The energy required to remove an electron from a neutral atom is known as ionisation energy. Noble gases are extremely stable and do not readily give up electrons. Because of this stability, the group of elements is sometimes referred to as inert gases. We know this isn't entirely true because, as we mentioned earlier, some compounds can be made with them. As one moves down the periodic table, the reactivity of noble gases increases while the ionisation energy decreases. Krypton has a lower ionisation energy than the lighter noble gases (He, Ne, Ar), and xenon has a lower ionisation energy than krypton.
Because krypton or xenon must be ionised before being ejected from the thruster, the ionisation energy has an impact on the efficiency of electric propulsion. Because xenon has a lower ionisation energy than krypton and other atoms with higher ionisation energies, a larger portion of the energy used goes into ejecting the ions, making it a more efficient propellant (besides needing to ionise fewer atoms).
The reactivity of the ions is also affected by the ionisation energy. Ions produced by krypton atoms have a higher ionisation energy and are more aggressive in taking electrons and degrading other substances, such as the wall of a thruster. The properties of these ions are also crucial in semiconductor manufacturing plasmas. Xenon and krypton are used with halocarbons to influence the etching rates of silicon nitrides, silicon oxides, and polysilicon films because they have lower ionisation energies than halocarbons.

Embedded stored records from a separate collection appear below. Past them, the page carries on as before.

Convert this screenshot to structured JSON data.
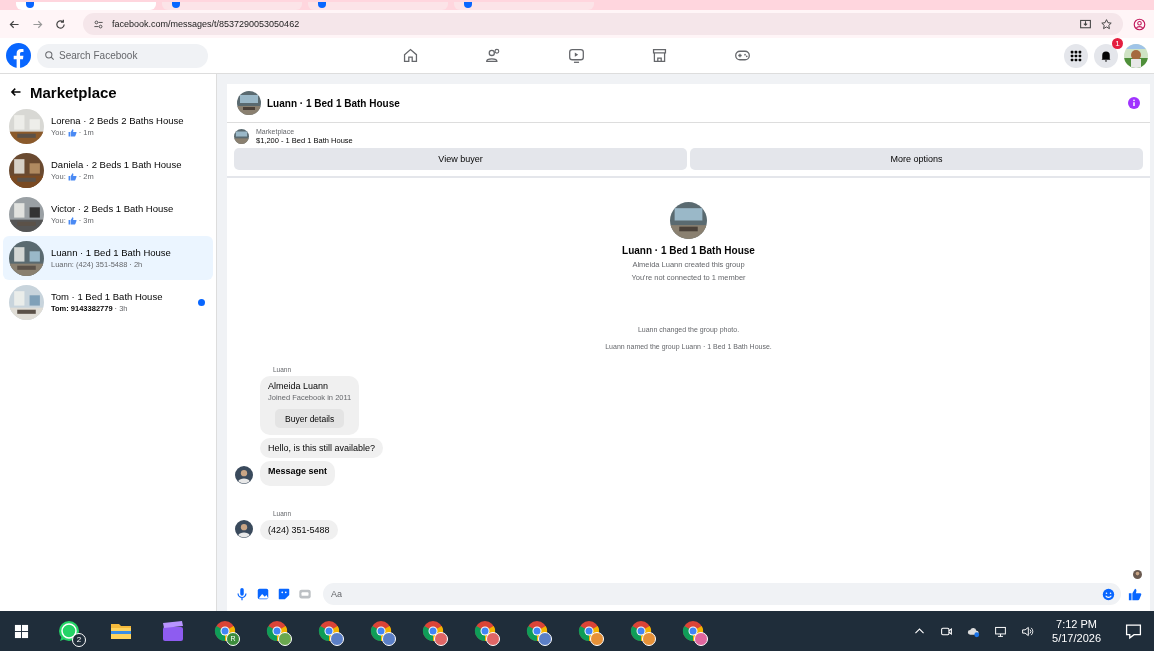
{
  "browser": {
    "url": "facebook.com/messages/t/8537290053050462",
    "tabs": [
      {
        "selected": true
      },
      {
        "selected": false
      },
      {
        "selected": false
      },
      {
        "selected": false
      }
    ]
  },
  "header": {
    "search": {
      "placeholder": "Search Facebook"
    },
    "notification_count": "1"
  },
  "sidebar": {
    "title": "Marketplace",
    "items": [
      {
        "kind": "like",
        "title": "Lorena · 2 Beds 2 Baths House",
        "preview": "You:",
        "time": "· 1m",
        "selected": false,
        "unread": false
      },
      {
        "kind": "like",
        "title": "Daniela · 2 Beds 1 Bath House",
        "preview": "You:",
        "time": "· 2m",
        "selected": false,
        "unread": false
      },
      {
        "kind": "like",
        "title": "Victor · 2 Beds 1 Bath House",
        "preview": "You:",
        "time": "· 3m",
        "selected": false,
        "unread": false
      },
      {
        "kind": "text",
        "title": "Luann · 1 Bed 1 Bath House",
        "preview": "Luann: (424) 351-5488",
        "time": "· 2h",
        "selected": true,
        "unread": false
      },
      {
        "kind": "text",
        "title": "Tom · 1 Bed 1 Bath House",
        "preview": "Tom: 9143382779",
        "time": "· 3h",
        "selected": false,
        "unread": true
      }
    ]
  },
  "chat": {
    "title": "Luann · 1 Bed 1 Bath House",
    "listing": {
      "label": "Marketplace",
      "text": "$1,200 - 1 Bed 1 Bath House"
    },
    "buttons": [
      "View buyer",
      "More options"
    ],
    "intro": {
      "title": "Luann · 1 Bed 1 Bath House",
      "lines": [
        "Almeida Luann created this group",
        "You're not connected to 1 member"
      ]
    },
    "events": [
      "Luann changed the group photo.",
      "Luann named the group Luann · 1 Bed 1 Bath House."
    ],
    "messages": [
      {
        "kind": "sender",
        "text": "Luann"
      },
      {
        "kind": "card",
        "title": "Almeida Luann",
        "subtitle": "Joined Facebook in 2011",
        "button": "Buyer details"
      },
      {
        "kind": "bubble",
        "text": "Hello, is this still available?",
        "avatar": false,
        "bold": false
      },
      {
        "kind": "bubble",
        "text": "Message sent",
        "avatar": true,
        "bold": true
      },
      {
        "kind": "gap"
      },
      {
        "kind": "sender",
        "text": "Luann"
      },
      {
        "kind": "bubble",
        "text": "(424) 351-5488",
        "avatar": true,
        "bold": false
      }
    ],
    "composer": {
      "placeholder": "Aa"
    }
  },
  "taskbar": {
    "apps": [
      {
        "kind": "whatsapp",
        "badge": "2"
      },
      {
        "kind": "folder"
      },
      {
        "kind": "clapper"
      },
      {
        "kind": "chrome",
        "color": "#3c8c3c",
        "badge": "R"
      },
      {
        "kind": "chrome",
        "color": "#6aa84f"
      },
      {
        "kind": "chrome",
        "color": "#5b7fc7"
      },
      {
        "kind": "chrome",
        "color": "#5b7fc7"
      },
      {
        "kind": "chrome",
        "color": "#e06666"
      },
      {
        "kind": "chrome",
        "color": "#e06666"
      },
      {
        "kind": "chrome",
        "color": "#5b7fc7"
      },
      {
        "kind": "chrome",
        "color": "#e69138"
      },
      {
        "kind": "chrome",
        "color": "#e69138"
      },
      {
        "kind": "chrome",
        "color": "#e0669e"
      }
    ],
    "time": "7:12 PM",
    "date": "5/17/2026"
  }
}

These are necessary for the production of solid-state drive memory chips.
Furthermore, xenon and krypton act as surface disruption agents as well as plasma modulators, influencing plasma composition through secondary ionisation. Due to cost and availability, argon has traditionally been used for secondary ionisation and surface disruption, but xenon and krypton provide additional ways to select for ions present in plasma.
Each noble gas, starting with helium and moving down the periodic table, becomes less like a (theoretical) ideal gas. Helium is the closest gas to an ideal gas, while krypton and xenon are far from it. At higher pressures, both gases compress significantly, but xenon is more compressible than krypton.
Xenon is a supercritical fluid at 1000 psi and room temperature. The xenon liquefies when the temperature is reduced. Because of its compressibility, xenon is a better gas for use in spacecraft (beyond the effects of atomic mass and ionisation energy mentioned above). The propulsion system can be smaller and lighter by compressing the gas into a small space, allowing for larger payloads and smaller spacecraft. NASA's Dawn spacecraft was able to visit not one, but two asteroids thanks to xenon electric propulsion! Using conventional chemical propellants, this longer mission would not have been possible.